SH: Chris White joins us once again for Character Monday. Co-author of Airel with Aaron Patterson, and author of the novella The Marsburg Diary, which is based on the prologue to the aforementioned book, he’s also the author of The Great Jammy Adventure of the Flying Cowboy, the OK to color in picture book. He also has some other irons in the fire, including his own novel, K: phantasmagoria, due out later this year. He’s also working with Aaron on the next book in the Airel saga, Michael. So, since you’re not busy or anything, what’s up for this week, Chris?
CW: Well first I’d like to congratulate StoneHouse on some amazing performances turned in last month by its authors. The notables are, as usual, Vincent Zandri, who is a hot literary item, and Gwyneth Bledsoe, who sold over 900 copies of Death Before Breakfast on Amazon’s Kindle store in June. And Airel, the YA thriller that Aaron Patterson and I co-wrote, more than doubled our sales numbers from May to June, breaking the 600 mark. This is the kind of stuff that makes us so dang proud to be SH authors, ain’t it.
SH: It sure is, and gosh, you’re being magnanimous today—what’s wrong with you?
CW: Nothing; this is how I usually am.
SH: Moving swiftly on: which of your characters do we get to learn about today?
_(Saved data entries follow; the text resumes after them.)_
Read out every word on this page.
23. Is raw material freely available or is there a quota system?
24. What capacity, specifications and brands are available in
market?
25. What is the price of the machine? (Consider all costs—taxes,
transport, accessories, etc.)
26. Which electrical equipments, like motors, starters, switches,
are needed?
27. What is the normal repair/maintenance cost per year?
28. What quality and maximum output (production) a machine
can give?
CW: This week I’d like to feature a man named K, from my upcoming novel by the same name that comes out later this year.
SH: So shoot.
CW: K is short for another word that’s awkward and doesn’t really roll off the American tongue so well, so he just goes by the first letter of his name. He’s an adult, though we’re not sure about the specifics on his age because he can’t remember a whole lot earlier than, say, about ten years ago. He’s probably in his late twenties to early thirties, though, and I see him as mulatto, which is half black, half white—lots of people don’t know that who have read portions of this manuscript, because I don’t go into much detail in describing him physically. He’s about average height and build, with buzzcut hair—and he’s single, ladies!
SH: Oh dear God.
CW: Yee-yuh! But he’s actually not much of a catch.
SH: You don’t say.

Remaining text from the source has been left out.